Menurut David, SDM Indonesia cenderung mudah menyerah. Di sisi lain, mereka juga ingin mencari cara cepat dan tidak memiliki daya juang untuk meraih kesuksesan.

“Sebagai contoh, banyak orang berpikir bahwa mereka berada dalam kondisi aman saat pandemi Covid-19 berhasil terlewati. Padahal, isu resesi berada di depan mata. Ketimbang meningkatkan skill untuk menghadapi situasi global yang tak menentu, mereka justru terjebak dalam zona nyaman,” jelas Darvin.

Berkaca pada kondisi tersebut, Momenta Indonesia pun mengadopsi konsep Trapologist at Work yang diinisiasi David dalam pelatihan yang dikembangkannya.

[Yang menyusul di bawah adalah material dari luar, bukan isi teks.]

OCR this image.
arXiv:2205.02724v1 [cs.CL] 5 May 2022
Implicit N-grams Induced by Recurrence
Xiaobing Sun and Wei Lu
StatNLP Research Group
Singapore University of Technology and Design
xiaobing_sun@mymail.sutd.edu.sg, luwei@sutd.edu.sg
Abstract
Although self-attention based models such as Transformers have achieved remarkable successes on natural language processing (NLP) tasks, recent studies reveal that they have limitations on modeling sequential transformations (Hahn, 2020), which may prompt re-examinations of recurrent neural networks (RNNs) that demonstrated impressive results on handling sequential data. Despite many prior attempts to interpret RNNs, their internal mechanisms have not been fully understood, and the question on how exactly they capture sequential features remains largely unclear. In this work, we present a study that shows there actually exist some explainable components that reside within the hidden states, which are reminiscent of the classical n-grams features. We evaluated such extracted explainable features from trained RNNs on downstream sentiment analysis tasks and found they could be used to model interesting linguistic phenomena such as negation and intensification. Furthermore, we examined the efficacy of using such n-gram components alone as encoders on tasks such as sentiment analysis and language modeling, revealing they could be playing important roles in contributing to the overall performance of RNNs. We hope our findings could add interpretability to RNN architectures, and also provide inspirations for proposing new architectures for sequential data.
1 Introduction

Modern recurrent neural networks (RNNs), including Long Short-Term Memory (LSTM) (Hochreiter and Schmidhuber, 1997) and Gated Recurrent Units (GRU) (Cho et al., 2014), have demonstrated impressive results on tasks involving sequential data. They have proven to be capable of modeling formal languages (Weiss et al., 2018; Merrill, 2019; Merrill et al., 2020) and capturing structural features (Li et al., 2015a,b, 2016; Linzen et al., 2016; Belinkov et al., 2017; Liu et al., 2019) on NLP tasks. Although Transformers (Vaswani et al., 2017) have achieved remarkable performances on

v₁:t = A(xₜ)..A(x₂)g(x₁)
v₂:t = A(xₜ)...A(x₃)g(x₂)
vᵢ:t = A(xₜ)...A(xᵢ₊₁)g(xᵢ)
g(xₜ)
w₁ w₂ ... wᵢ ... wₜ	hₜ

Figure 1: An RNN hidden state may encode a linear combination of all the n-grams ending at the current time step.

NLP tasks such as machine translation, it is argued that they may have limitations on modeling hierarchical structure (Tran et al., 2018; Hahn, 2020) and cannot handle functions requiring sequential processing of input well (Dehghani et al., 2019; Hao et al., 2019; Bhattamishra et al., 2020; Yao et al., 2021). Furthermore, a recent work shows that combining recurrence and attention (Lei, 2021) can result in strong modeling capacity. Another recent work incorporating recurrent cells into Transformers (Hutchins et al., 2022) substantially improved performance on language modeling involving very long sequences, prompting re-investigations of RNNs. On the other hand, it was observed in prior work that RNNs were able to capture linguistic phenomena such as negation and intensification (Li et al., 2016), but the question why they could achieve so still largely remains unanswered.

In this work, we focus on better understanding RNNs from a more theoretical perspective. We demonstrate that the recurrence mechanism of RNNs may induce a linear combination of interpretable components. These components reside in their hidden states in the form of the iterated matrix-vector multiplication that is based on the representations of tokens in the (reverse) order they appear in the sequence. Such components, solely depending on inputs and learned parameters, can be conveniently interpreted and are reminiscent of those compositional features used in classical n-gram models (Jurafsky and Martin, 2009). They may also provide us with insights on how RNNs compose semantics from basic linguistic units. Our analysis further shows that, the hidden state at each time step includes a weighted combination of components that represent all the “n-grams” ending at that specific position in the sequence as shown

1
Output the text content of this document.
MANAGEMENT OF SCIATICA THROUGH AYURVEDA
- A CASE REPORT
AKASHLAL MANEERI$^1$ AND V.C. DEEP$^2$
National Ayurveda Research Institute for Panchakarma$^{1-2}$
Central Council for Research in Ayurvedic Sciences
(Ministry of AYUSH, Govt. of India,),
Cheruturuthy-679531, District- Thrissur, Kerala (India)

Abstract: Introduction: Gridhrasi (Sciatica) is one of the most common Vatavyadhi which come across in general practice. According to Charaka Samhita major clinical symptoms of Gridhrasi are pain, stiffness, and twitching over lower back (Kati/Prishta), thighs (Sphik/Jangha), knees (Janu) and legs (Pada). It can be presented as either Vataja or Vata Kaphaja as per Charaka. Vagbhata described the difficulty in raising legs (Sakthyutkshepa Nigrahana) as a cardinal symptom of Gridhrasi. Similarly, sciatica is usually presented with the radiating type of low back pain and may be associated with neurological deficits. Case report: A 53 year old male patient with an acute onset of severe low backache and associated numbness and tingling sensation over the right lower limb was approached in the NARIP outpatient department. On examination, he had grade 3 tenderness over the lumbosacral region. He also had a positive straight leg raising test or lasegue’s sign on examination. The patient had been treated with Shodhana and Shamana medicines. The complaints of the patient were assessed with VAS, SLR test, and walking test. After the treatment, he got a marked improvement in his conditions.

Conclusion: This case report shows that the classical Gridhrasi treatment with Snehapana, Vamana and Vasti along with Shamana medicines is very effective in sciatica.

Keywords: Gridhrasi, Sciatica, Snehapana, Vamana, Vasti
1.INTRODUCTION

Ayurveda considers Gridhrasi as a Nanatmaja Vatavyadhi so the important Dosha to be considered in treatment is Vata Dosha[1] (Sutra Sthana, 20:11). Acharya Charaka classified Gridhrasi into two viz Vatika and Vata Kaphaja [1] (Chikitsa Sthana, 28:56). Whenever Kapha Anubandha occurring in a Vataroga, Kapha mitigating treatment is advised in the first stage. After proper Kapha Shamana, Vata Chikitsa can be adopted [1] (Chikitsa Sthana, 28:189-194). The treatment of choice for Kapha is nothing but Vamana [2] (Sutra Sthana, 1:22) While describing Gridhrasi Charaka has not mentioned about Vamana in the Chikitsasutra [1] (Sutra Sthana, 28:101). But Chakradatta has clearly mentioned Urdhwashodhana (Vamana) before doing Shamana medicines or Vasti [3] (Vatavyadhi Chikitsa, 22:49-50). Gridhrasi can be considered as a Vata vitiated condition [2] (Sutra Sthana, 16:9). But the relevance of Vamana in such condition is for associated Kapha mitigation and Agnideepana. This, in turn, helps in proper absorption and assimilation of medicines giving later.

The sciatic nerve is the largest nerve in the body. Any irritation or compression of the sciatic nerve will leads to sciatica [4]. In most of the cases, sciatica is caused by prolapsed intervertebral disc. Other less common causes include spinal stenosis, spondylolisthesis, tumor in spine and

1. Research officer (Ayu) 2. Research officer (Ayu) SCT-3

Sebagai informasi, Momenta Indonesia merupakan konsultan pelatihan (training) untuk mendukung peningkatan kinerja SDM. Upaya ini diwujudkan lewat sejumlah program pelatihan yang sudah terbukti dan dipakai oleh berbagai organisasi multinasional.

Darvin menilai, konsep Trapologist at Work dapat membantu organisasi dan SDM Indonesia untuk menguatkan mindset. Pasalnya, konsep tersebut sudah terbukti dan dibuat berdasarkan riset yang sesuai dengan kondisi terkini.

Program Trapologist at Work hadir dalam sejumlah bentuk, mulai dari lokakarya (workshop), seminar, hingga pelatihan (coaching).

“Peserta bahkan bisa mendapatkan sesi coaching bersama David untuk membantu mempraktikkan Trapologist at Work dalam kehidupan sehari-hari,” kata Darvin.

David sendiri menyambut baik kerja sama tersebut. Menurut dia, Momenta Indonesia memiliki visi yang sama dengan dirinya.

“Kami percaya bahwa SDM unggul merupakan aset penting perusahaan. Jika SDM dapat mengembangkan skill dan menghindari perangkap di sekitarnya, kesuksesan mereka juga akan berdampak positif bagi perusahaan, keluarga, masyarakat, bahkan negara,” ujar David.

Hal itu pun diamini Darvin. Menurutnya, pengembangan SDM merupakan kunci bagi perusahaan untuk terus bisa bersaing di tengah resesi dan persaingan internasional yang semakin meningkat.

“Bagi perusahaan, pengembangan SDM bukan pilihan, melainkan sebuah keharusan,” imbuh Darvin.